Snapshots from the Juno showed unusual tracks of Io and Ganymede in the aurora of Jupiter

Infrared high-resolution Jovian Aurora Distribution Experiment (JADE) images at the NASA station “Juno” demonstrate how Jupiter’s companions Io and Ganymede cast double “shadows” on the radiance on the planet.

A surprising phenomenon of auroras occurs when electrically charged particles are accelerated along the lines of the planet’s magnetic field and then interact with the upper layers of the atmosphere. The Jupiter moons influence this phenomenon on the gas giant, changing the direction of the flow of charged particles. These massive bodies adorn the planet with unusual shining patterns that previously looked like bright spots left by each of its close companions in the Northern and Southern hemispheres.
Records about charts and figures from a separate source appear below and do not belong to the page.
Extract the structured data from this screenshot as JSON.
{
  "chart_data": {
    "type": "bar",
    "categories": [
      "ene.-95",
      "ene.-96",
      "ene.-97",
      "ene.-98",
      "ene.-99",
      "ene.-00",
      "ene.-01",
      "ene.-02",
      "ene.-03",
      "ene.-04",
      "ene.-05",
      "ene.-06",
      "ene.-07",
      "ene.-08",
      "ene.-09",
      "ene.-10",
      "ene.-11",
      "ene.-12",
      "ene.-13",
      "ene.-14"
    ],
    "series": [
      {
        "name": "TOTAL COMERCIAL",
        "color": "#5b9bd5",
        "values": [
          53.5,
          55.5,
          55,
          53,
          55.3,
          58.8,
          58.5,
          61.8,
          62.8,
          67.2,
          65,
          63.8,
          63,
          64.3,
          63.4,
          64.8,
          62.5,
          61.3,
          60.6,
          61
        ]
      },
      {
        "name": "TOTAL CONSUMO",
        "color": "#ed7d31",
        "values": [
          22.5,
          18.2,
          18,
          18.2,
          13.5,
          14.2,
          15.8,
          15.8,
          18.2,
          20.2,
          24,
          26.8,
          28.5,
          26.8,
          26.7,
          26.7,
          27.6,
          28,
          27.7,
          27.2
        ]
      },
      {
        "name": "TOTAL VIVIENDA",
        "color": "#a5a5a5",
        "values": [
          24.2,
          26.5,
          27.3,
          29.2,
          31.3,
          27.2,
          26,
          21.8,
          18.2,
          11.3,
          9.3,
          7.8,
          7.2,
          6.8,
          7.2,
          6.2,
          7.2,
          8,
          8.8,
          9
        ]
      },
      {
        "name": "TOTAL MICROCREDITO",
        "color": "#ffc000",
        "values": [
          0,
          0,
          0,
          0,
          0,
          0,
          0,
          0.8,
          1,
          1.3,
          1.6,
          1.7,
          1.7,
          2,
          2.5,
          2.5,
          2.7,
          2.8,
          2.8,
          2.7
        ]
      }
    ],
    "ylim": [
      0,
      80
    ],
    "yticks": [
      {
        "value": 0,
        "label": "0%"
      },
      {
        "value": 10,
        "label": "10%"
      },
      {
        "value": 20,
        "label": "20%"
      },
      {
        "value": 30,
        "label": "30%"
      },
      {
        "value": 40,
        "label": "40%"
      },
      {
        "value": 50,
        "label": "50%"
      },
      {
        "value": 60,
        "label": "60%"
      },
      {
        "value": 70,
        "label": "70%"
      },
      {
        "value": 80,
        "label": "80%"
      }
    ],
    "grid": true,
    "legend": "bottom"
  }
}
“Like Earth, Jupiter has radiance,” says Dr. Alessandro Moore of the Institute of Space Astrophysics and Planetology at the National Institute of Astrophysics in Italy. – These permanent electromagnetic radiation are associated with the precipitation of the magnetospheric plasma in the planet’s ionosphere. In the aurora on Jupiter there are characteristics of radiations that are absent on the Earth, connected with its moons: bright spots appear in the ionosphere, at the base of the magnetic field lines passing by the Galilean moons – Io, Europe and Ganymede. ”

With a careful analysis of new images from Juno, Dr. Moore and his co-authors noticed not one “trace” of Io, but a whole chain of many bright spots almost the size of a satellite at the same distance. An educated pattern is similar to a trace from twisted vortices in both hemispheres, sometimes divided into winged arcs.
 

Above: Io’s footprint in the northern lights of Jupiter, observed on September 1, 2017. Bottom: Five consecutive images of Ganymede tracks made by JIRAM on July 11, 2017 in the northern hemisphere / Mura et al

So scientists discovered that Ganymede leaves a double track in the auroras. These characteristics suggest that the magnetic-hydrodynamic interaction between Jupiter and its moon can be more complicated than previously thought.

“Such unusual patterns can be the result of magnetic interactions close to the moons, or interference between giant waves of electrical particles,” the authors of the study reported.